Is it really Greek and Latin? Or is it just a game of musical chairs?

“The adoption of a common currency by these countries in 1999 (Greece followed in 2001) led to convergence of interest rates across the continent. Traders no longer discriminated between the euro liabilities of different Eurozone governments, believing that not only currency risks but also the credit risks that had once distinguished well-managed European economies from those with unstable public finances had been eliminated. …

… By 2007, yields on Greek government bonds were barely higher than those on equivalent German bonds. Several states, including Greece, took advantage of what appeared to be inexhaustible supplies of credit at low rates. …

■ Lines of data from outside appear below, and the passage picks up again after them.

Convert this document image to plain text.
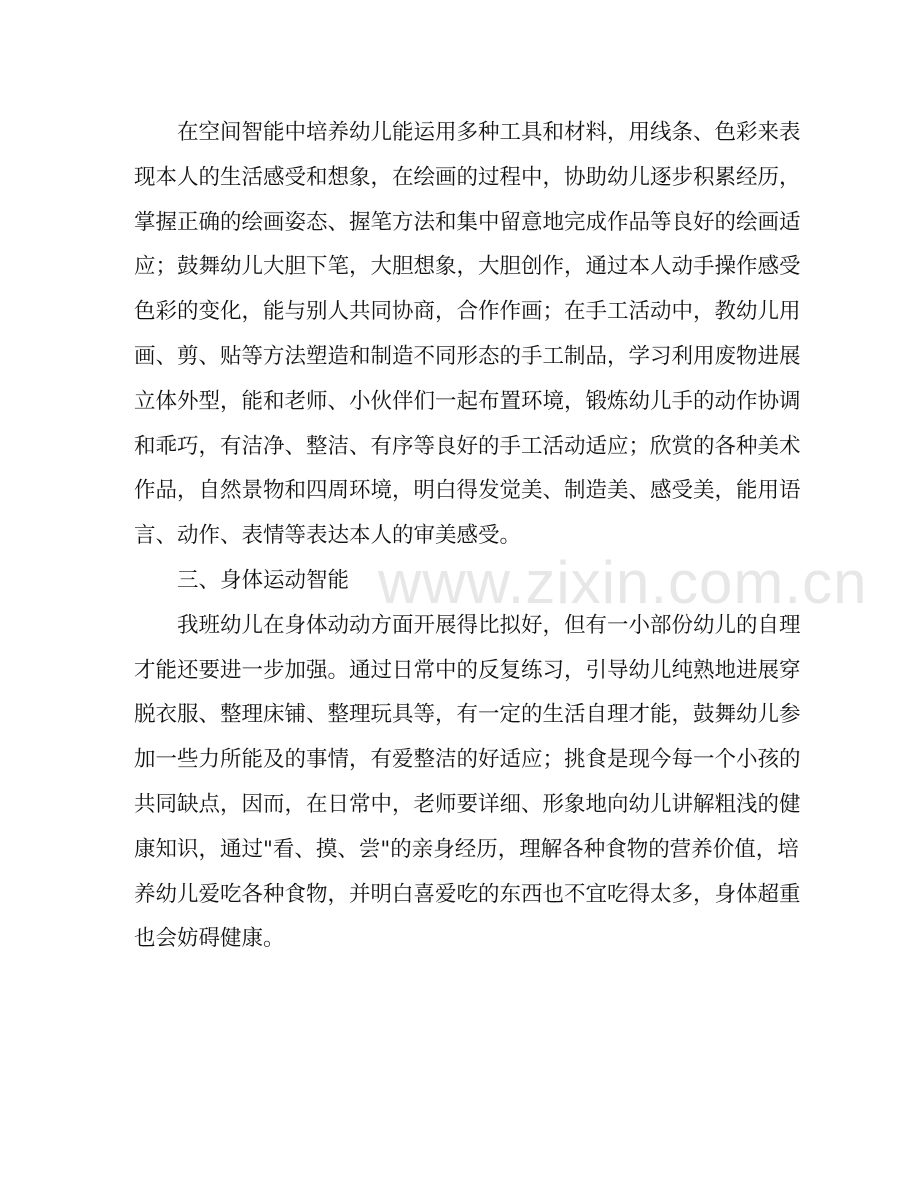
在空间智能中培养幼儿能运用多种工具和材料，用线条、色彩来表
现本人的生活感受和想象，在绘画的过程中，协助幼儿逐步积累经历，
掌握正确的绘画姿态、握笔方法和集中留意地完成作品等良好的绘画适
应；鼓舞幼儿大胆下笔，大胆想象，大胆创作，通过本人动手操作感受
色彩的变化，能与别人共同协商，合作作画；在手工活动中，教幼儿用
画、剪、贴等方法塑造和制造不同形态的手工制品，学习利用废物进展
立体外型，能和老师、小伙伴们一起布置环境，锻炼幼儿手的动作协调
和乖巧，有洁净、整洁、有序等良好的手工活动适应；欣赏的各种美术
作品，自然景物和四周环境，明白得发觉美、制造美、感受美，能用语
言、动作、表情等表达本人的审美感受。
三、身体运动智能
我班幼儿在身体动动方面开展得比拟好，但有一小部份幼儿的自理
才能还要进一步加强。通过日常中的反复练习，引导幼儿纯熟地进展穿
脱衣服、整理床铺、整理玩具等，有一定的生活自理才能，鼓舞幼儿参
加一些力所能及的事情，有爱整洁的好适应；挑食是现今每一个小孩的
共同缺点，因而，在日常中，老师要详细、形象地向幼儿讲解粗浅的健
康知识，通过"看、摸、尝"的亲身经历，理解各种食物的营养价值，培
养幼儿爱吃各种食物，并明白喜爱吃的东西也不宜吃得太多，身体超重
也会妨碍健康。
www.zixin.com.cn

… As European banks struggled with the global financial crisis, the quality of their assets was viewed more sceptically. Credit risks were appraised much more carefully, and interest rate differentials across the Eurozone widened again. Greek bonds appeared less attractive, as interest rates rose and the refinancing of Greek credit became more difficult. The country effectively defaulted on its debts in 2011.”

This is an excerpt from the book “Other People’s Money – Masters of the universe or servants of the people” written by John Kay.

The Greece government was playing the game of musical chairs. As we wrote in the book, “Riding The Roller Coaster – Lessons from financial market cycles we repeatedly forget”, liquidity was the music in this game. The only difference is when the music of liquidity stops, there are no chairs to be found.

Rolling the credit over and over again is a dangerous game. So long as the liquidity is abundantly available and at cheap rates, the game continues. A few victories in this game makes one believe that one is skillful. However, history is replete with examples of disasters when the music stops.